Imaginez un monde où la viande que vous consommez ne provient pas d’animaux abattus, mais de cellules cultivées en laboratoire. C’est la promesse de l’industrie de la viande cultivée, qui a attiré plus de 1,6 milliard de dollars d’investissements ces dernières années. Pourtant, malgré cet engouement, le secteur est confronté à des défis de taille pour passer à l’échelle industrielle et conquérir les consommateurs.
Des obstacles techniques et financiers
Produire de la viande à partir de cellules souches animales nourries dans des bioréacteurs n’est pas une mince affaire. Les entreprises doivent résoudre des problèmes d’ingénierie complexes pour augmenter les volumes et réduire les coûts. Elles doivent aussi trouver des alternatives aux milieux de culture cellulaire onéreux. Sans oublier les installations de production qui coûtent des centaines de millions de dollars.
Changer le monde et réinventer le système alimentaire est difficile, c’est probablement la conclusion la moins choquante à laquelle on puisse arriver.
– Amy Chen, Directrice des opérations d’Upside Foods
À cela s’ajoute un environnement de financement difficile, les investisseurs privilégiant désormais la rentabilité à la croissance. Résultat : des licenciements et des projets d’usines abandonnés pour de nombreuses startups. L’objectif de voir de la viande de culture dans les supermarchés d’ici la fin des années 2020 semble désormais irréaliste selon les experts.
Un cadre réglementaire en construction
Autre frein majeur : l’absence de réglementation claire. Très peu d’entreprises ont obtenu une approbation pour vendre leur viande cultivée aux consommateurs, et uniquement à Singapour et aux États-Unis pour l’instant. Les discussions avec les autorités sont longues et complexes, même si des progrès sont réalisés.
Quand nous avons obtenu la première approbation de la FDA, cela a plus ou moins répondu à la question « Est-ce que ça pourrait être approuvé un jour et est-ce que c’est sûr ? ». Maintenant, pour nos produits de nouvelle génération, c’est plus une question de « quand » que de « si ».
– Amy Chen, Directrice des opérations d’Upside Foods
Convaincre les consommateurs
Enfin, il faudra surmonter les réticences des consommateurs, prompts à qualifier ces produits de « Frankenviande » ou de « simili-viande ». Des tests en restaurant ont montré que l’acceptation du grand public n’est pas gagnée. Un gros travail d’éducation et de transparence sera nécessaire.
- Plus de recherches scientifiques publiées
- Une grande transparence des entreprises
- Des dégustations pour familiariser les consommateurs
Des raisons d’espérer
Malgré ces défis, les acteurs de la viande cultivée restent optimistes.
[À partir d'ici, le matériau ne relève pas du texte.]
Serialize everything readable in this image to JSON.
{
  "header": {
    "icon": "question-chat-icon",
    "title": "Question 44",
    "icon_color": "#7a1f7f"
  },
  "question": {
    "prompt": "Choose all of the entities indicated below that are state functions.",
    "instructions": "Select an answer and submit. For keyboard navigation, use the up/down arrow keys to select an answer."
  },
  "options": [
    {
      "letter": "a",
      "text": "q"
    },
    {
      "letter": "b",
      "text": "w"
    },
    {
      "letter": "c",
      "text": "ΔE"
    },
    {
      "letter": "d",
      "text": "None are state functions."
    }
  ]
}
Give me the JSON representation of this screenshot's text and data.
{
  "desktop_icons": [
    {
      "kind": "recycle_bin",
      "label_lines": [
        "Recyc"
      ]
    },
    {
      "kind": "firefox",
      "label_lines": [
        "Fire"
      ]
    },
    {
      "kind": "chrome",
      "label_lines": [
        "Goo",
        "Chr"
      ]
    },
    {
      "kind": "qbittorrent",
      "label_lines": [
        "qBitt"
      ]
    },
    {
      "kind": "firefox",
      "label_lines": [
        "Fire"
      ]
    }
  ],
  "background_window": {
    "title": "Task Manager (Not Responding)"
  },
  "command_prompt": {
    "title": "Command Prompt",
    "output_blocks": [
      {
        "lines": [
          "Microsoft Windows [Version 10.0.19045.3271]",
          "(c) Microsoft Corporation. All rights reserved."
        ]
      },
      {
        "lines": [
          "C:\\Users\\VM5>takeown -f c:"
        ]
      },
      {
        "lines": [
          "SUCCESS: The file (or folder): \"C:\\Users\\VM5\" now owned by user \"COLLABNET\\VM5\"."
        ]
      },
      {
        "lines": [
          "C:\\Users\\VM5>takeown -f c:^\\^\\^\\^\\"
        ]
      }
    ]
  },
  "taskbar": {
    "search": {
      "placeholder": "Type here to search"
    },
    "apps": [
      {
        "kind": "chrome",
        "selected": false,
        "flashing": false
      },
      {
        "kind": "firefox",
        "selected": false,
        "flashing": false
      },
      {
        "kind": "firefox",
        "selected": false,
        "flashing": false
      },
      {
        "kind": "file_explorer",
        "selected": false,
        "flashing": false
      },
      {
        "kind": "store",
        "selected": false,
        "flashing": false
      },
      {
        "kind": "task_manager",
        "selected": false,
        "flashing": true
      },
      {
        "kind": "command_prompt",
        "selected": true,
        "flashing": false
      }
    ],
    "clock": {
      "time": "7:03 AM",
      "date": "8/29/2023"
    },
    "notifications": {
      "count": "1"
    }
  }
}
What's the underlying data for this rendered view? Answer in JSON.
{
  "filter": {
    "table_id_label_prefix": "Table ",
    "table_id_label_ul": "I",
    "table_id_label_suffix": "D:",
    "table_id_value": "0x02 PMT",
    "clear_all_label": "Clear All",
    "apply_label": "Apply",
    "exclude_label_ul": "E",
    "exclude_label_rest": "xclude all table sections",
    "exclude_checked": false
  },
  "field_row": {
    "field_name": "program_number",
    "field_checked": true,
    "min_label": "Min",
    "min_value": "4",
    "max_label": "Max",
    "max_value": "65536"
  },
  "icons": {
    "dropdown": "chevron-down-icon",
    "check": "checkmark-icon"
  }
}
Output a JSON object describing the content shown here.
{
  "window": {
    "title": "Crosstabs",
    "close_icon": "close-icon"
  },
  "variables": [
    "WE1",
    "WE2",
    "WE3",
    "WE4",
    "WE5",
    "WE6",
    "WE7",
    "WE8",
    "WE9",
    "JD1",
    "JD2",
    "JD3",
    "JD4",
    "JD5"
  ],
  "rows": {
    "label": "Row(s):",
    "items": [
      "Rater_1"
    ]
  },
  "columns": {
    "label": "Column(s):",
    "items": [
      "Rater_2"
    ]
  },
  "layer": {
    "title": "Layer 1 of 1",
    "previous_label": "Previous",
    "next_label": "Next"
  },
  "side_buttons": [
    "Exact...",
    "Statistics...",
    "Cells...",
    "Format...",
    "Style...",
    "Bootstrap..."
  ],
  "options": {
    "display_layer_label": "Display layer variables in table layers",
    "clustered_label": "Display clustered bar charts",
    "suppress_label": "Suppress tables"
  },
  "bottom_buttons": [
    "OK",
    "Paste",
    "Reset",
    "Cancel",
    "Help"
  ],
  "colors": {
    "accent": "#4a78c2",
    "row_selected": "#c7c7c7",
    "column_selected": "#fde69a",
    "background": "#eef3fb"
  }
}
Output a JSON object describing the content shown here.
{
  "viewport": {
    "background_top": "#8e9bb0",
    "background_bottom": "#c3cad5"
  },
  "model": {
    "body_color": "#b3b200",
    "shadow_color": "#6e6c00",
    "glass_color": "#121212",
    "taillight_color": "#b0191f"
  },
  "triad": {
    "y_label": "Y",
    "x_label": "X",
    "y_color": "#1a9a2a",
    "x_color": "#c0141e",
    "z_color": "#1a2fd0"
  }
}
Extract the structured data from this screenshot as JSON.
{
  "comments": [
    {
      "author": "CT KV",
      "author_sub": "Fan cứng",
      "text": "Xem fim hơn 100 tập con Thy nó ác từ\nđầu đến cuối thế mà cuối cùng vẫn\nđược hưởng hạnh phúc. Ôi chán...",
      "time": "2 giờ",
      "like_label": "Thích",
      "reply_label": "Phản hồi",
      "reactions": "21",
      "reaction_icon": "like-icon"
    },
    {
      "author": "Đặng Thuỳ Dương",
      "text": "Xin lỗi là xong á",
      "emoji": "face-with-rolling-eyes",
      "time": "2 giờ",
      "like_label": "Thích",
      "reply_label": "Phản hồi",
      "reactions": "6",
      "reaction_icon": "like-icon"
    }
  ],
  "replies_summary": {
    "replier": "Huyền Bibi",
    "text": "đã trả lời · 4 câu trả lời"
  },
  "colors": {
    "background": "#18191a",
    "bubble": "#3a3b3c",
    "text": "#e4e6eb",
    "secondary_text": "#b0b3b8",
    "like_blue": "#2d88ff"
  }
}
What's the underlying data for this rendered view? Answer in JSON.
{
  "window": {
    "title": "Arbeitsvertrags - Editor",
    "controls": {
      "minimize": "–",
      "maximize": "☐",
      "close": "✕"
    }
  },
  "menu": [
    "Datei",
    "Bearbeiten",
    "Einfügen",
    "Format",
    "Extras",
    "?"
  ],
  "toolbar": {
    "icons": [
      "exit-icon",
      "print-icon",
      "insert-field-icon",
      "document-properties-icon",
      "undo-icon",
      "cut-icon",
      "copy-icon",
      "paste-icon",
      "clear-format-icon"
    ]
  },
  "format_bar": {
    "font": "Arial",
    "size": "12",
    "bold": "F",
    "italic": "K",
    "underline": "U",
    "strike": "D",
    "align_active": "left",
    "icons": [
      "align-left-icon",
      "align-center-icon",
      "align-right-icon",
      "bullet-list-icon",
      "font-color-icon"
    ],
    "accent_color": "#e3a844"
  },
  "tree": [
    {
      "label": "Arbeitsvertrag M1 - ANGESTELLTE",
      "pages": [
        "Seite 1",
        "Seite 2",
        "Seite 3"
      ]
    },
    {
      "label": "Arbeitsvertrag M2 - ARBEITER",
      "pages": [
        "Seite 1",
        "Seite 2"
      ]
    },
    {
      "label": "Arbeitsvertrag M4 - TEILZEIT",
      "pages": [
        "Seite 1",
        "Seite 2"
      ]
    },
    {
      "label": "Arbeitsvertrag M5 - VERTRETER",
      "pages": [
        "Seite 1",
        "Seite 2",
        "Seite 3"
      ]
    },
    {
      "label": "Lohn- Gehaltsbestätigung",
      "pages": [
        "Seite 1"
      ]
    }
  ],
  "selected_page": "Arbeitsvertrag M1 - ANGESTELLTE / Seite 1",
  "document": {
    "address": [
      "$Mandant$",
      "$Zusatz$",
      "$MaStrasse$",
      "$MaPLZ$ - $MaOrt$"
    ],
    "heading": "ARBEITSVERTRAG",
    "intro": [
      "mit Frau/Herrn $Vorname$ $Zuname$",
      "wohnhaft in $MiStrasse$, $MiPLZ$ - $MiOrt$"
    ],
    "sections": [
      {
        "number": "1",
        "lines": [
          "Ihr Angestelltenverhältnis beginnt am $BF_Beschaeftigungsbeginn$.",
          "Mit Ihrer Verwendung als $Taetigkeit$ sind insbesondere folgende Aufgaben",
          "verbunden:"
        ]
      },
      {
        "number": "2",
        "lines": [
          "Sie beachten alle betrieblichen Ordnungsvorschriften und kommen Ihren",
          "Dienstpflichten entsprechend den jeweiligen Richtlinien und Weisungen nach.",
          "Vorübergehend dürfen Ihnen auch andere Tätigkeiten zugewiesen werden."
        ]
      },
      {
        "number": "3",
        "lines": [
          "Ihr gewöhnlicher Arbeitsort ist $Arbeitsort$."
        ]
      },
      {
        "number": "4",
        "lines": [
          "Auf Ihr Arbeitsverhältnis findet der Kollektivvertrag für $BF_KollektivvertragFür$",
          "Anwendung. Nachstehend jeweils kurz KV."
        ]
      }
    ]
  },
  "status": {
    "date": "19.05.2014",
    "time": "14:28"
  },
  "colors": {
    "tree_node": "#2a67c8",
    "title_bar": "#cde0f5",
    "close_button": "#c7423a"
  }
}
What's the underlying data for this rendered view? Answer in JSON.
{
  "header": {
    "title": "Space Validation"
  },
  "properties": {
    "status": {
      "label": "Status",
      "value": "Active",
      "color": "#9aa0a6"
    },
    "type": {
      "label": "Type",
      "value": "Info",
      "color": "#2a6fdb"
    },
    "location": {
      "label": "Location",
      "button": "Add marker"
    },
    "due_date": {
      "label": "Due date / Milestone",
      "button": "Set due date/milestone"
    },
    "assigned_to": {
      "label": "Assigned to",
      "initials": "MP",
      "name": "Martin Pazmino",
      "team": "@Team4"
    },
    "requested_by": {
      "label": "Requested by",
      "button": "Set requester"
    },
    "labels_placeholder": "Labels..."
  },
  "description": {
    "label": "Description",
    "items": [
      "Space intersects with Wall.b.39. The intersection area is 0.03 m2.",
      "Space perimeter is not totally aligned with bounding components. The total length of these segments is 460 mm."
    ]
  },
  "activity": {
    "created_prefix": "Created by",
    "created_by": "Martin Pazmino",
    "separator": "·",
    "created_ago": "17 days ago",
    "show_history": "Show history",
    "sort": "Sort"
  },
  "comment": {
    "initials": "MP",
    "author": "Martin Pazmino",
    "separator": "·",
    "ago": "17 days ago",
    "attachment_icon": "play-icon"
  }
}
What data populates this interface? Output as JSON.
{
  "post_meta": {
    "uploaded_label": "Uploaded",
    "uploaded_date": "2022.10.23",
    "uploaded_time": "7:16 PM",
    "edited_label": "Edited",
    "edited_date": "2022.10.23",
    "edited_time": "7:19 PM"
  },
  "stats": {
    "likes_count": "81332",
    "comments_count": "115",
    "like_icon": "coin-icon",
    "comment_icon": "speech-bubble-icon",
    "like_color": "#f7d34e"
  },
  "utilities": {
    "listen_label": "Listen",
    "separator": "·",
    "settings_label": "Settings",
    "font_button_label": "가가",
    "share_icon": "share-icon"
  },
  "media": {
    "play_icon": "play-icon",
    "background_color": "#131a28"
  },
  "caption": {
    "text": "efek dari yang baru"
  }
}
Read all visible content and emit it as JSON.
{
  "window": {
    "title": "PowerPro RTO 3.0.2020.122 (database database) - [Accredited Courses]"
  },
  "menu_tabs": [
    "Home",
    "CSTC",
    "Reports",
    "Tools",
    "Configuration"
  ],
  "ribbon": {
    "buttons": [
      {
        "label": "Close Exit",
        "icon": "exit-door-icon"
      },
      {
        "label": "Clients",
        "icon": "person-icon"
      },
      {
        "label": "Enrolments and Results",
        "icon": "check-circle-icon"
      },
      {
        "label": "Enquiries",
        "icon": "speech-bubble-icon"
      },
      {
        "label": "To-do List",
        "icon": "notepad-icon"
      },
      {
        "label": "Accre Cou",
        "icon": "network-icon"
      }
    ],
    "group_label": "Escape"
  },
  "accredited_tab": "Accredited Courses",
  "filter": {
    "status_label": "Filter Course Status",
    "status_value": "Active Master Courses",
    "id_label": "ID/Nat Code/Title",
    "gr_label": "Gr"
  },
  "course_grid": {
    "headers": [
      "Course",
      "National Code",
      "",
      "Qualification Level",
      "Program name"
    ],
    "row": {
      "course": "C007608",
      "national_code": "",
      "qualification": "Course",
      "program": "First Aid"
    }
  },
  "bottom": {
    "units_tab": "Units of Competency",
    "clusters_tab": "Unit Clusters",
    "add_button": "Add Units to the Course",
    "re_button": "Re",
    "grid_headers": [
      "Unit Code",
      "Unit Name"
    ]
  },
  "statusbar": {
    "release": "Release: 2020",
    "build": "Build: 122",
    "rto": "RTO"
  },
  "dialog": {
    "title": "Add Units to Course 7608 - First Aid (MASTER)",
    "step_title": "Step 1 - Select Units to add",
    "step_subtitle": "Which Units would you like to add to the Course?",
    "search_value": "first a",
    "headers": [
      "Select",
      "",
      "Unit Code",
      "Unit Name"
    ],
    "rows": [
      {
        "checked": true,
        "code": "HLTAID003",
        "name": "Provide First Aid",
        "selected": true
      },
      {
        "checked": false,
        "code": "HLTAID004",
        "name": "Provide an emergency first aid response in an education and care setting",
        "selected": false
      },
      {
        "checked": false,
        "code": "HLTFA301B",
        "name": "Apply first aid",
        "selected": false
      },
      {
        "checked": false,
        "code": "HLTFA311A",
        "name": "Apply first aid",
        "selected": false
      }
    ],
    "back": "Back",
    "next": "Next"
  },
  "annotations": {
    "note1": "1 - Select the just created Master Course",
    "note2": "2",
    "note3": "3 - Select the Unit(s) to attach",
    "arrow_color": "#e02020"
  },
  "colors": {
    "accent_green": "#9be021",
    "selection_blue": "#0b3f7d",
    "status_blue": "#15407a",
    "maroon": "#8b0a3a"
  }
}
Ils soulignent les progrès fulgurants réalisés pour réduire les coûts. Et espèrent un soutien croissant des gouvernements, conscients des enjeux de sécurité alimentaire alors que la population mondiale approche les 10 milliards.
Nous n’avons rien de magique à faire. Nous devons juste faire le travail nécessaire pour augmenter les densités cellulaires, réduire les coûts des milieux, construire une infrastructure moins chère et obtenir l’acceptation des consommateurs.
– Josh Tetrick, Fondateur et PDG d’Eat Just
Le pari est audacieux. Mais au vu des immenses défis environnementaux et éthiques posés par l’élevage industriel, l’urgence d’inventer une nouvelle façon de produire des protéines animales n’a jamais été aussi grande. L’avenir nous dira si la viande cultivée en laboratoire parviendra à tenir ses promesses.